Wallen's Emotional Range
Songs like Had It are what separate a catalog from a singles archive. They prove that the commercial success was not accidental or narrowly constructed, that behind the anthems and the good-time tracks there is a songwriter who can find the tender frequencies, too. Listen to this one in the quiet, when you have space to let the feeling develop. It earns the attention it asks for.
“Had It” — Morgan Wallen's singular moment on the 2020s charts.
02 Song Meaning
What "Had It" Is Saying
The title of this Morgan Wallen track contains its entire thesis in two syllables. Had It: past tense, completed action, closed window. The narrator once possessed something, and that possession is now definitively over. What the song does with that grammatically simple premise is worth careful attention, because the emotional territory it navigates is more complicated than the plain past tense suggests.
Delayed Recognition
The central emotional experience the song describes is recognizing the value of something only after it is gone. This is not nostalgia, exactly; nostalgia implies warmth and pleasure in the memory. The experience in Had It is sharper and less comfortable: the narrator is confronting the fact that he did not properly register what he had while he had it. The recognition arrives too late to be useful, and that belatedness is its own form of loss, layered on top of the original one.
The Role of Time
Country music understands time differently than pop does. Where pop often treats the present as the only real tense, country has always been comfortable in retrospect, looking backward with the knowledge that comes from distance. Had It uses that retrospective comfort to place the narrator at a specific remove from events: close enough to still feel the ache, far enough to understand its contours. The temporal position of the narrator shapes everything about how the emotion lands.

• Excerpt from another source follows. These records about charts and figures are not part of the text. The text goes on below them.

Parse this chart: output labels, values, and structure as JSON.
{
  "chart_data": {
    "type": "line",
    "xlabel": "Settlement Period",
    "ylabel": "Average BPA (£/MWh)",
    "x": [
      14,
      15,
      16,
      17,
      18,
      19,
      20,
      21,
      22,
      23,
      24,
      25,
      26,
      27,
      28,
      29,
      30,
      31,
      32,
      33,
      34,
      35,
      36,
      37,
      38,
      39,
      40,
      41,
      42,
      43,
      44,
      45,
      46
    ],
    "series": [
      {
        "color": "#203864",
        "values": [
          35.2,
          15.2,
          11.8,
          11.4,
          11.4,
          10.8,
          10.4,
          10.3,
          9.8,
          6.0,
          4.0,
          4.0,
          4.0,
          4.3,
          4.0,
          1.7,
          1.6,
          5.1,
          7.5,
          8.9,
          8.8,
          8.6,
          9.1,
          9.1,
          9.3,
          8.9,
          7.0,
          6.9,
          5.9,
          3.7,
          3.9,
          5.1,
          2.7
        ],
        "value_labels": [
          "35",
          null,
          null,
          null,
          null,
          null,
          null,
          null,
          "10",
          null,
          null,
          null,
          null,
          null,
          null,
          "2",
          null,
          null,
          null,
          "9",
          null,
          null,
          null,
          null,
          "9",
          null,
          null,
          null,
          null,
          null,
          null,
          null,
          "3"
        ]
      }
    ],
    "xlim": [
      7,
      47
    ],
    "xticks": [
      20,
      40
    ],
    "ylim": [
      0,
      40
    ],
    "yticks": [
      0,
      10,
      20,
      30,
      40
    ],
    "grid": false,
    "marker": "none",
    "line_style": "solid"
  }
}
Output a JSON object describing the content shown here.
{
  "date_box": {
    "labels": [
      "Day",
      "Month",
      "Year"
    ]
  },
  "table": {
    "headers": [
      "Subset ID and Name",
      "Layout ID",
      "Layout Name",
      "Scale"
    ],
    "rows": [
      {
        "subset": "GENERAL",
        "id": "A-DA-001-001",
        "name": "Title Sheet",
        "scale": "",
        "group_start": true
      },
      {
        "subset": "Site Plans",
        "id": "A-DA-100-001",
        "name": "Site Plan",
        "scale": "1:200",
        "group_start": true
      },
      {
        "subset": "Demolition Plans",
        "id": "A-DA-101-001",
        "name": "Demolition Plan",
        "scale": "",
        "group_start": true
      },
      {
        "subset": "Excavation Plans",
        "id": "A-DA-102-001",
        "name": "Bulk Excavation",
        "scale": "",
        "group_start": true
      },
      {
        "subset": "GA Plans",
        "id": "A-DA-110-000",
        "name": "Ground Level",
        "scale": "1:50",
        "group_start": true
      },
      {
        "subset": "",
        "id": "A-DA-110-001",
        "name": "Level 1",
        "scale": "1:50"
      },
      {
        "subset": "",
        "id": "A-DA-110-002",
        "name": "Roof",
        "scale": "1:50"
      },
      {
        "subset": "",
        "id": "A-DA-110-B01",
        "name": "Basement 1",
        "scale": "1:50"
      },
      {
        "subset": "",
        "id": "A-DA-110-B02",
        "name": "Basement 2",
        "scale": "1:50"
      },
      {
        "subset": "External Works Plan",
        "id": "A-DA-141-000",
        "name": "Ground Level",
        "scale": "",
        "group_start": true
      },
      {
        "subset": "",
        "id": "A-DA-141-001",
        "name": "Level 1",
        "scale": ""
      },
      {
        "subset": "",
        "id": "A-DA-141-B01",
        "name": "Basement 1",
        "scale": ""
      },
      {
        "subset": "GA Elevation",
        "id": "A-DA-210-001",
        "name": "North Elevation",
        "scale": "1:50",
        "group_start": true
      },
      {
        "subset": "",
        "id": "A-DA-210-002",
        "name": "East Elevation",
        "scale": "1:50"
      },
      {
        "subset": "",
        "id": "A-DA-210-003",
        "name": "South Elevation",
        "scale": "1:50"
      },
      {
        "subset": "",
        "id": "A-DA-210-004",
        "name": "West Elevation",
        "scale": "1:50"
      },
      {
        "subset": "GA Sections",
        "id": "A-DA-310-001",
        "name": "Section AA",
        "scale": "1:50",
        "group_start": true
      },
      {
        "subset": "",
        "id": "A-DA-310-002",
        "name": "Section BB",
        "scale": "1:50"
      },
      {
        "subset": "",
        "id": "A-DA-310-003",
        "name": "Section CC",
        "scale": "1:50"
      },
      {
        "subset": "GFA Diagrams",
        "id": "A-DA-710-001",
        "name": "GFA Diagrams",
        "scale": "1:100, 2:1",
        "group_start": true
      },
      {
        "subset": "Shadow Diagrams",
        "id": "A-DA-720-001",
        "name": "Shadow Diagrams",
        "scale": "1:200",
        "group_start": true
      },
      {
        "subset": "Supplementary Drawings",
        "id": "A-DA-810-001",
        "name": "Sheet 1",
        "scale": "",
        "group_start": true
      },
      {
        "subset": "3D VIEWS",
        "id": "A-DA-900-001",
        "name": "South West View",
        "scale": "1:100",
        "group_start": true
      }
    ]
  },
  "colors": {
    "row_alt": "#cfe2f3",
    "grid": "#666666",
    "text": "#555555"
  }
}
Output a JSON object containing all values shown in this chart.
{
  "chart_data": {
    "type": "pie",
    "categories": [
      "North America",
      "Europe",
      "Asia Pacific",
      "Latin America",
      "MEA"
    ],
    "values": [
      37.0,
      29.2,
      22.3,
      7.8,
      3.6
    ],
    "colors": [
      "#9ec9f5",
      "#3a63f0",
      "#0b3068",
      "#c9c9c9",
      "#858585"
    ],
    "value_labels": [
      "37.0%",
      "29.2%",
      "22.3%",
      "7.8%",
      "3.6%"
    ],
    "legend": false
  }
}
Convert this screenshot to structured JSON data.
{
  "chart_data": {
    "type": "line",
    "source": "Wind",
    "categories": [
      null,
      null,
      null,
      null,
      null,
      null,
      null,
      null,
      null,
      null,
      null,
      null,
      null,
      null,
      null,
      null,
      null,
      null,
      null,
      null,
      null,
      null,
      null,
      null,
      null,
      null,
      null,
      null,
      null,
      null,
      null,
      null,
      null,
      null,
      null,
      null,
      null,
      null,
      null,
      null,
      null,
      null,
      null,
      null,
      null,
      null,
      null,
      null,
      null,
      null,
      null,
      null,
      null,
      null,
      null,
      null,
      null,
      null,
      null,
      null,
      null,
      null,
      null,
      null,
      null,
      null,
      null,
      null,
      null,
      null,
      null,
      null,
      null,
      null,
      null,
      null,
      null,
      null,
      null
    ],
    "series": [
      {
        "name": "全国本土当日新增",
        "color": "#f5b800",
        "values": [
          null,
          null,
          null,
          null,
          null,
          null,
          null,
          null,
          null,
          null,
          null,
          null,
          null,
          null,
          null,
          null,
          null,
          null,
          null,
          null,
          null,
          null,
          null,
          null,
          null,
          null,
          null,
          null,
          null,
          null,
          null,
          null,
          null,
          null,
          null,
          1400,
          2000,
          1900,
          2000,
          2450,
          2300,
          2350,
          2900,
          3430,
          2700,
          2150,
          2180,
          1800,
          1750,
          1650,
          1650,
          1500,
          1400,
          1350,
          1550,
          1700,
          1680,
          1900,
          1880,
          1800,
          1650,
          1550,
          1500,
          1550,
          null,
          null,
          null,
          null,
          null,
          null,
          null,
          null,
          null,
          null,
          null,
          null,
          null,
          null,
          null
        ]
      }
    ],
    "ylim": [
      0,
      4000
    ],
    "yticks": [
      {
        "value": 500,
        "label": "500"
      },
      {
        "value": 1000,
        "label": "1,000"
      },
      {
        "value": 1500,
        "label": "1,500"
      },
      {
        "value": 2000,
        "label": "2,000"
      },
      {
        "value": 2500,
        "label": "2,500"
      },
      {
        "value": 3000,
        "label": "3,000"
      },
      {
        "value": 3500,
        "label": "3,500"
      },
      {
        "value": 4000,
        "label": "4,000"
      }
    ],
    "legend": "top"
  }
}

Self-Knowledge and Its Limits
There is a thread of self-accounting running through the lyric: the narrator is not positioning himself as a victim of circumstance. He understands, at least partially, that his own behavior or inattention contributed to the situation that produced the loss. This partial self-awareness, honest enough to acknowledge fault without precise enough to fully diagnose it, reflects how people actually process regret. Real regret is rarely clean or well-organized; it tends to be exactly this murky.
The Audience's Investment
Songs in this emotional key succeed when listeners can import their own specific losses into the general frame the song provides. Had It is designed, whether consciously or not, to be that kind of vessel. The particulars are deliberately kept open enough that you can fill them with your own "had it" moment: a relationship, a period in your life, an opportunity. The song provides the emotional architecture; you supply the content.
Wallen's Lyrical Craft
The restraint in the songwriting deserves acknowledgment. It would be easy, in this emotional register, to over-explain, to spell out exactly what was lost and why the narrator failed to appreciate it. Had It declines that easier route. It trusts the word itself, that two-syllable past tense loaded with implications, to carry the weight. That trust in understatement is one of the hallmarks of effective country writing.